Toute tentative d'appeler des artistes à collaborer à une oeuvre architecturale suppose préalablement la qualité de cette architecture. Le Corbusier a, jusqu'à présent, fait tout seul ses expériences de synthèse des Arts. Qu’il s’agisse du Pavillon suisse à la Cité Universitaire, de l'unité d’habitation de Marseille, de l'église de Ronchamp, ou encore du Capitole à Chandigarh, c'est l'architecte lui-même qui fit la polychromie, les fresques, les éléments sculptés. Mais peut-être y a-t-il une inégalité d'esprit créateur entre Le Corbusier architecte et Le Corbusier artiste.
Bien entendu, de nombreuses autres expériences contemporaines ont été faites; elles sont, en général, très discutables; c'est le cas en particulier de la Cité Universitaire de Mexico où les Arts Plastiques ont eu une place de choix. Les résultats n'ont pas été très convaincants et notre époque ne pourra en tirer vanité.
Oscar Niemeyer a fait appel assez souvent à des artistes, mais sans idée directrice bien définie. Walter Gropius, le regretté Eero Saarinen et l’architecte japonais Tange n'ont pas ignoré non plus l'importance de la collaboration des artistes.
La construction à Paris du Palais de l'Unesco aurait pu être une circonstance exceptionnelle pour démontrer l’importance d'une collaboration étroite entre architectes, artistes et artistes peintres ou sculpteurs.

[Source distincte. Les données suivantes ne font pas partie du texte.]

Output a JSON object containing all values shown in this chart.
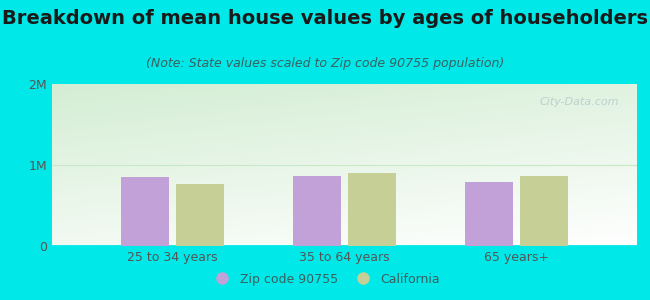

Malheureusement, il n'en fut rien. L'architecture fort honorable de ce bâtiment ne constitue cependant pas une œuvre exemplaire, tandis que les travaux demandés fort tardivement aux peintres et aux sculpteurs semblent refoulés en des lieux inappropriés. On fit un geste de politesse, mais sans conviction et au total le résultat est fort incertain. Cela constituera cependant une expression du visage de notre époque. Estce celle que nous souhaitons?
En conclusion, il convient de constater la quasi-faillite de la collaboration entre artistes et architectes contemporains.
Les moyens mis à la disposition des uns et des autres ont sans doute été insuffisants, mais c'est seulement en de rares circonstances que l'on a pu faire avec conviction quelques tentatives sérieuses.